While the Council claims it's in dire need of more money to avoid layoffs and cuts in basic services, the LA Times just reported that Mayor and the Council is sitting on a secret slush fund of $26.5M plus a further $10M (that's $36.5M) for 'special projects.' How come that money isn't being used to save the precious 1,000 jobs that the CAO says have to go?

Face it. It's over. Call the Bankruptcy attorneys and let's start to really sort your mess out. We don't trust you.

Tuesday, February 2, 2010

Ron Kaye Says It Like It Is - City's Budget in the Hands of Incompetents

Thank you, Ron Kaye, for saying in two minutes, everything that the City Council's Budget and Finance Committee needed to hear - the anger of the residents of Los Angeles at their incompetence and indecision.



Here's a transcript of what you said:


"Thank you for this, and thank you for what you have done, which I think is, fulfilled and impossible dream of mine to ever unite the city.
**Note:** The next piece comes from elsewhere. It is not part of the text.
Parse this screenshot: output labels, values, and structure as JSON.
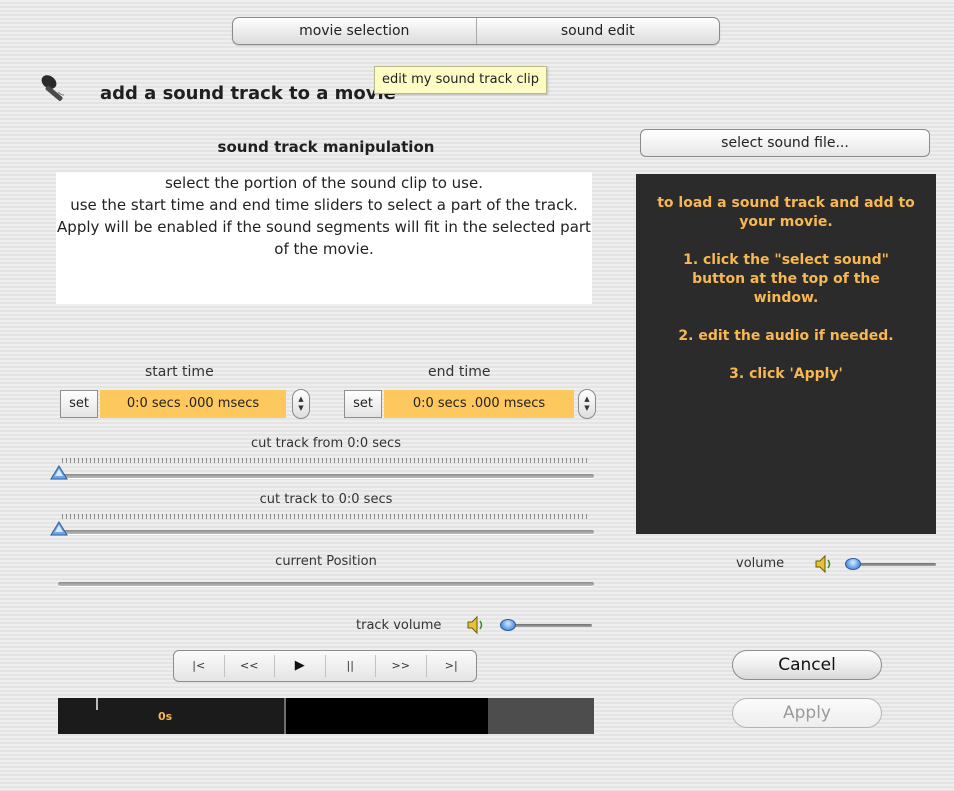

You have brought labor together with the neighborhood activists, you've brought the people with disabilities  and the people who are caring for them, soccer moms and every constituency of this city to the table.


They are all angry. Angry at what I think is really the subtext of the CAO's reports on both parking and the budget, which is a failure of leadership and a failure of management. The proposition that you can possibly fix this city by yourself after years of failure is ridiculous. You need the people, you need all the constituents brought to the table. You need our support, and you have lost the confidence of the people. And that's really the crisis that we're talking about. It's not financial, you can't create jobs in a city that nobody believes in. You can buy jobs, which is what you've been doing, and what is proposed by taking money from the proprietary departments.


These people are just the tip of an iceberg of hundreds of thousands of people who love this city, who want to see it turn around and become a city that respects every element of this city, every type of person, and brings them to the table.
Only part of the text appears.